Ex-China hot dip galvanized (HDG) offer prices have remained mainly the same as last week.
Ex-China hot dip galvanized (HDG) offer prices have remained mainly the same as last week given still slow demand overseas coupled with further softening of local HDG and futures HRC prices.
Offers from mills this week are at $700-710/mt FOB for late July shipment, same as compared to June 22 on average. Reference deal prices for ex-China HDG have been heard at $665-695/mt, FOB, also same as last week.
“The iron ore prices edged down in the given period, while the HRC futures prices also moved down, affecting HDG market,” an international trader said.
During the given week, HDG prices in the Chinese domestic market have moved down amid the decreasing trend in HRC futures prices and the negative impact from Dragon Boat Festival holiday. Meanwhile, the large-scale rainy weather and high temperature negatively affected the demand for HDG. The cautious sentiments prevailed among market players. As the rainy season will continue in eastern and southern China, the HDG prices in the Chinese domestic market will likely fluctuate within a limited range in the coming week.

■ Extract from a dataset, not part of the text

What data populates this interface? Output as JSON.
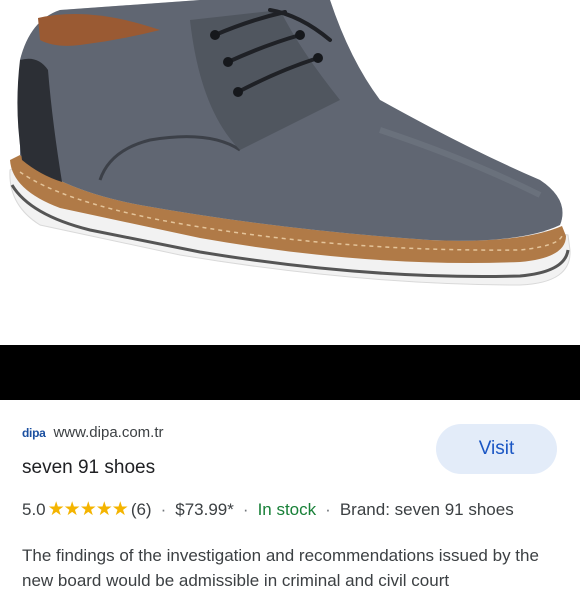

Average 1.0 mm SGCC hot dip galvanized spot prices in China have lost RMB 57/mt ($7.9/mt) compared to June 15, standing at RMB 4,620/mt ($640/mt) ex-warehouse, according to SteelOrbis’ information.
As of June 29, HRC futures prices at the Shanghai Future Exchange are standing at RMB 3,815/mt (528/mt), decreasing by RMB 46/mt ($6.4/mt) or 1.2 percent since June 15.